Exclusive department stores Liberty and Heal's were both convicted of offences under the packaging waste regime in May. Liberty was fined £4,000 for allowing its registration to lapse following its takeover by another company. Heal's escaped with a £2,000 fine for failing to register for the first four years of the packaging regime.

Liberty had registered with the Biffpack compliance scheme for the first two years of the packaging regime - 1998 and 1999.

In June 2000, the store was taken over by Marylebone Warwick Balfour and, despite Biffpack's warnings, failed to register for 2000 and 2001. In doing so it saved around £4,250, according to the Environment Agency's estimates.

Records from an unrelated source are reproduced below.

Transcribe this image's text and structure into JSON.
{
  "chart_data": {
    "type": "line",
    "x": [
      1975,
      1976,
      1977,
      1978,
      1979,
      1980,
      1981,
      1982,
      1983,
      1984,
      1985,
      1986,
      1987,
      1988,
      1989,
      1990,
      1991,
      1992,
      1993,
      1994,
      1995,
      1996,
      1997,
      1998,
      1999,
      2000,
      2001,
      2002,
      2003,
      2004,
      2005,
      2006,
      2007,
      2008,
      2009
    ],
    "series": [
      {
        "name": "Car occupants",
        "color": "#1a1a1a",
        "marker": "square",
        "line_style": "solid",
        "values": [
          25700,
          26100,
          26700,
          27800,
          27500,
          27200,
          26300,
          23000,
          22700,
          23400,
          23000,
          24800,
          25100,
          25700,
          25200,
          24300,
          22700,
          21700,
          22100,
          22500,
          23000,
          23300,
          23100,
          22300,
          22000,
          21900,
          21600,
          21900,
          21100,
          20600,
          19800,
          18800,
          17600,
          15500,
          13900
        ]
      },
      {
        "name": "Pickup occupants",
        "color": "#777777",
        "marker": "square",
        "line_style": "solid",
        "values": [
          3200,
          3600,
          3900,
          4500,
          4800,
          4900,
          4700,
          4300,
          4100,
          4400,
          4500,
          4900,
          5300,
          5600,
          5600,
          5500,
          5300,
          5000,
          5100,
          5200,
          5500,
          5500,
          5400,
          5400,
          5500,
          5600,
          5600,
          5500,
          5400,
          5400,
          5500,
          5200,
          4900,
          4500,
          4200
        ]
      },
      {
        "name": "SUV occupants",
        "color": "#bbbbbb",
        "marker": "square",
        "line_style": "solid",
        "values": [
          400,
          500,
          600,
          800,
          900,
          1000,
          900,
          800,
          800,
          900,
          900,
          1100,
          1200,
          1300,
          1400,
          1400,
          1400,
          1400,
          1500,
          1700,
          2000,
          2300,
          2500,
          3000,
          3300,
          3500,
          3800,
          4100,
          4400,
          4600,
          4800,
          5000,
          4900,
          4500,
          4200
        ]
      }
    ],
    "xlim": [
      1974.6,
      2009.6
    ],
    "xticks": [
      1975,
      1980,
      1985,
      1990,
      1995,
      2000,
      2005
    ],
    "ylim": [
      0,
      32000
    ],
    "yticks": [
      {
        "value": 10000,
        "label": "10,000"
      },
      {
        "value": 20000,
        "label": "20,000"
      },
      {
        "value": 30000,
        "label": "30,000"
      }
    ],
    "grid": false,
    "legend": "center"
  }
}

It was only when the company was reminded again by its auditors in 2001 that it re-registered, joining another compliance scheme, Valpak, in 2002.

Appearing before Marylebone magistrates on 17 May, Liberty was fined £2,000 for each of two offences of failing to register and failing to take steps to recycle and recover packaging waste in 2001, contrary to the 1997 packaging waste regulations. Charges in relation to 2000 were taken into consideration. The firm was also ordered to pay £1,789 costs.

In circumstances similar to those involving Liberty, Heal's contacted the Agency in April 2002 after its auditors told the company that it should have been registered under the packaging regime since 1998. The company then joined the Wastepack compliance scheme for 2002 and told the Agency it had not been registered.

On 11 May, Heal & Son was fined £2,000 with £1,869 costs by Highbury Corner magistrates for failing to register for 2001, contrary to the 1997 regulations. It also pleaded guilty to failing to recycle and recover packaging waste, but was given an absolute discharge because it had taken steps to do so of its own accord.